Christophe Bancel, CEO

In addition, Setalum is designed to be easy to use for surgeons without specialized training. The glue comes with a device to apply it on the tissue and a fully automated light pen that exposes the polymer to the exact amount of light it needs.

With its first product approved, Gecko Biomedical is now working on manufacturing and looking for a commercialization partner.
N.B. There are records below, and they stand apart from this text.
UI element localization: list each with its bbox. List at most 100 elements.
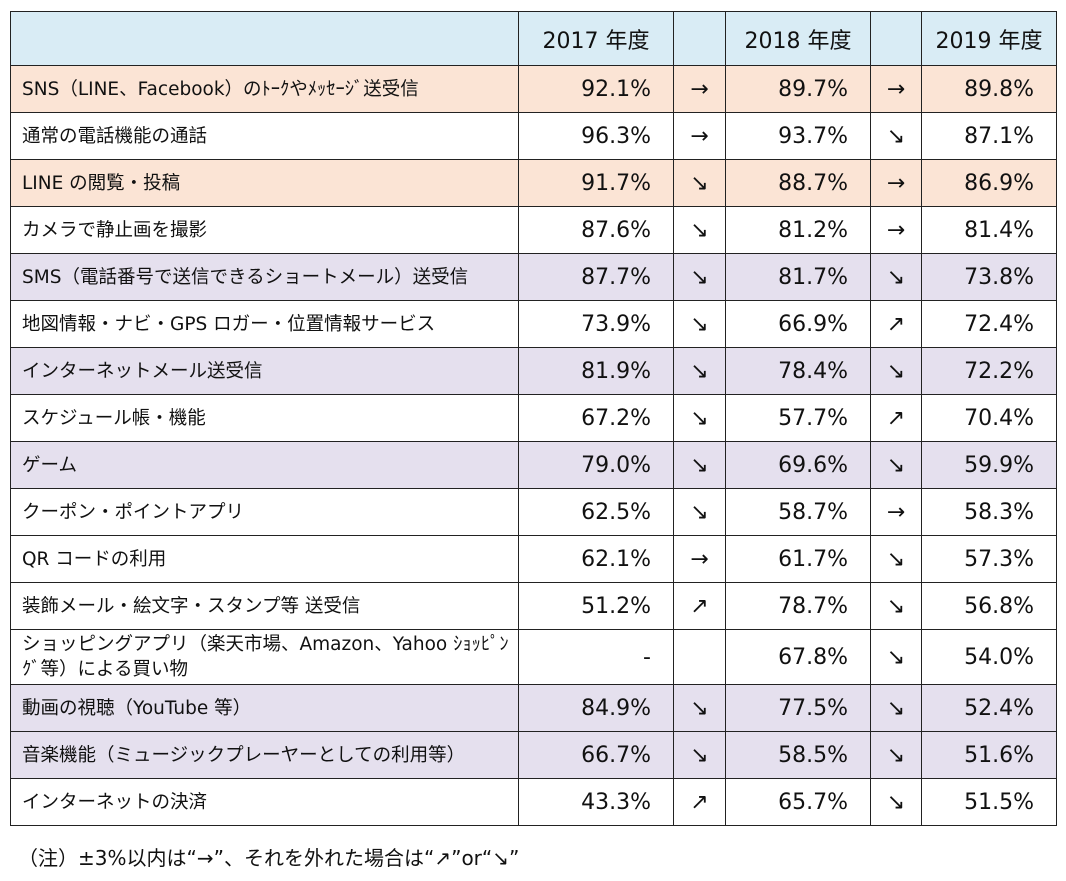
table-row: カメラで静止画を撮影 87.6% ↘ 81.2% → 81.4% (10, 206, 1057, 254)
table-row: QR コードの利用 62.1% → 61.7% ↘ 57.3% (10, 535, 1057, 583)
value-2019: 70.4% (921, 394, 1057, 442)
usage-table: 2017 年度 2018 年度 2019 年度 SNS（LINE、Faceboo… (10, 11, 1057, 826)
value-2017: 81.9% (518, 347, 674, 395)
row-label: 地図情報・ナビ・GPS ロガー・位置情報サービス (10, 300, 519, 348)
header-arrow-2 (870, 11, 922, 66)
header-2019: 2019 年度 (921, 11, 1057, 66)
table-row: ショッピングアプリ（楽天市場、Amazon、Yahoo ｼｮｯﾋﾟﾝｸﾞ等）によ… (10, 629, 1057, 685)
header-row: 2017 年度 2018 年度 2019 年度 (10, 11, 1057, 66)
trend-arrow-2017-2018: ↘ (673, 684, 726, 732)
value-2018: 58.7% (725, 488, 871, 536)
table-row: インターネットの決済 43.3% ↗ 65.7% ↘ 51.5% (10, 778, 1057, 826)
value-2017: 87.7% (518, 253, 674, 301)
value-2019: 89.8% (921, 65, 1057, 113)
value-2019: 57.3% (921, 535, 1057, 583)
trend-arrow-2018-2019: ↘ (870, 582, 922, 630)
value-2018: 81.2% (725, 206, 871, 254)
trend-arrow-2018-2019: ↘ (870, 684, 922, 732)
header-arrow-1 (673, 11, 726, 66)
value-2019: 51.5% (921, 778, 1057, 826)
value-2018: 89.7% (725, 65, 871, 113)
row-label: ゲーム (10, 441, 519, 489)
value-2018: 61.7% (725, 535, 871, 583)
row-label: 音楽機能（ミュージックプレーヤーとしての利用等） (10, 731, 519, 779)
table-row: LINE の閲覧・投稿 91.7% ↘ 88.7% → 86.9% (10, 159, 1057, 207)
trend-arrow-2018-2019: → (870, 488, 922, 536)
row-label: スケジュール帳・機能 (10, 394, 519, 442)
trend-arrow-2018-2019: ↘ (870, 778, 922, 826)
value-2019: 87.1% (921, 112, 1057, 160)
footnote: （注）±3%以内は“→”、それを外れた場合は“↗”or“↘” (18, 846, 520, 870)
value-2017: 66.7% (518, 731, 674, 779)
trend-arrow-2017-2018: ↘ (673, 731, 726, 779)
value-2018: 67.8% (725, 629, 871, 685)
trend-arrow-2018-2019: → (870, 65, 922, 113)
trend-arrow-2017-2018: ↘ (673, 347, 726, 395)
trend-arrow-2017-2018: ↘ (673, 253, 726, 301)
table-row: ゲーム 79.0% ↘ 69.6% ↘ 59.9% (10, 441, 1057, 489)
trend-arrow-2017-2018: → (673, 65, 726, 113)
trend-arrow-2017-2018: → (673, 112, 726, 160)
value-2018: 88.7% (725, 159, 871, 207)
header-label-cell (10, 11, 519, 66)
value-2019: 81.4% (921, 206, 1057, 254)
value-2018: 69.6% (725, 441, 871, 489)
value-2019: 73.8% (921, 253, 1057, 301)
row-label: インターネットメール送受信 (10, 347, 519, 395)
trend-arrow-2017-2018: ↗ (673, 582, 726, 630)
value-2018: 93.7% (725, 112, 871, 160)
trend-arrow-2017-2018: ↘ (673, 159, 726, 207)
row-label: LINE の閲覧・投稿 (10, 159, 519, 207)
table-row: クーポン・ポイントアプリ 62.5% ↘ 58.7% → 58.3% (10, 488, 1057, 536)
value-2019: 51.6% (921, 731, 1057, 779)
row-label: SNS（LINE、Facebook）のﾄｰｸやﾒｯｾｰｼﾞ送受信 (10, 65, 519, 113)
value-2017: 84.9% (518, 684, 674, 732)
value-2018: 65.7% (725, 778, 871, 826)
trend-arrow-2018-2019: → (870, 159, 922, 207)
table-row: 地図情報・ナビ・GPS ロガー・位置情報サービス 73.9% ↘ 66.9% ↗ 72.4… (10, 300, 1057, 348)
trend-arrow-2018-2019: ↘ (870, 253, 922, 301)
table-row: インターネットメール送受信 81.9% ↘ 78.4% ↘ 72.2% (10, 347, 1057, 395)
row-label: SMS（電話番号で送信できるショートメール）送受信 (10, 253, 519, 301)
trend-arrow-2017-2018: ↘ (673, 394, 726, 442)
value-2019: 56.8% (921, 582, 1057, 630)
trend-arrow-2018-2019: ↘ (870, 629, 922, 685)
trend-arrow-2018-2019: → (870, 206, 922, 254)
table-row: 通常の電話機能の通話 96.3% → 93.7% ↘ 87.1% (10, 112, 1057, 160)
value-2018: 57.7% (725, 394, 871, 442)
value-2018: 81.7% (725, 253, 871, 301)
value-2018: 66.9% (725, 300, 871, 348)
table-row: 装飾メール・絵文字・スタンプ等 送受信 51.2% ↗ 78.7% ↘ 56.8% (10, 582, 1057, 630)
trend-arrow-2017-2018: ↘ (673, 488, 726, 536)
value-2017: 62.1% (518, 535, 674, 583)
value-2017: 79.0% (518, 441, 674, 489)
trend-arrow-2018-2019: ↘ (870, 535, 922, 583)
value-2017: - (518, 629, 674, 685)
value-2017: 92.1% (518, 65, 674, 113)
trend-arrow-2017-2018: ↘ (673, 206, 726, 254)
table-row: 音楽機能（ミュージックプレーヤーとしての利用等） 66.7% ↘ 58.5% ↘ 51.6… (10, 731, 1057, 779)
row-label: インターネットの決済 (10, 778, 519, 826)
trend-arrow-2018-2019: ↘ (870, 441, 922, 489)
trend-arrow-2018-2019: ↘ (870, 347, 922, 395)
value-2017: 43.3% (518, 778, 674, 826)
row-label: 通常の電話機能の通話 (10, 112, 519, 160)
value-2019: 59.9% (921, 441, 1057, 489)
trend-arrow-2018-2019: ↘ (870, 112, 922, 160)
row-label: QR コードの利用 (10, 535, 519, 583)
value-2017: 87.6% (518, 206, 674, 254)
value-2017: 51.2% (518, 582, 674, 630)
value-2018: 78.7% (725, 582, 871, 630)
trend-arrow-2017-2018 (673, 629, 726, 685)
trend-arrow-2017-2018: → (673, 535, 726, 583)
trend-arrow-2017-2018: ↗ (673, 778, 726, 826)
table-row: スケジュール帳・機能 67.2% ↘ 57.7% ↗ 70.4% (10, 394, 1057, 442)
row-label: カメラで静止画を撮影 (10, 206, 519, 254)
value-2018: 78.4% (725, 347, 871, 395)
trend-arrow-2018-2019: ↗ (870, 300, 922, 348)
trend-arrow-2017-2018: ↘ (673, 300, 726, 348)
table-row: SNS（LINE、Facebook）のﾄｰｸやﾒｯｾｰｼﾞ送受信 92.1% → 89… (10, 65, 1057, 113)
value-2017: 73.9% (518, 300, 674, 348)
value-2017: 62.5% (518, 488, 674, 536)
value-2018: 58.5% (725, 731, 871, 779)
Bancel anticipates Setalum will be available in late 2018 or early 2019, as well as an IDE application to the FDA for its approval in the US at the end of 2018.

Meanwhile, the company is already working on new products and applications. Setalum is just the first of several bio-inspired products that Gecko Biomedical is working on through its platform. “We’re now doing some work in orthopedic, dental and ophthalmology applications,” says Bancel. “The same family of polymers can be used as adhesive, carrier, scaffold, or even as a filler, depending on what you want. This is just the beginning.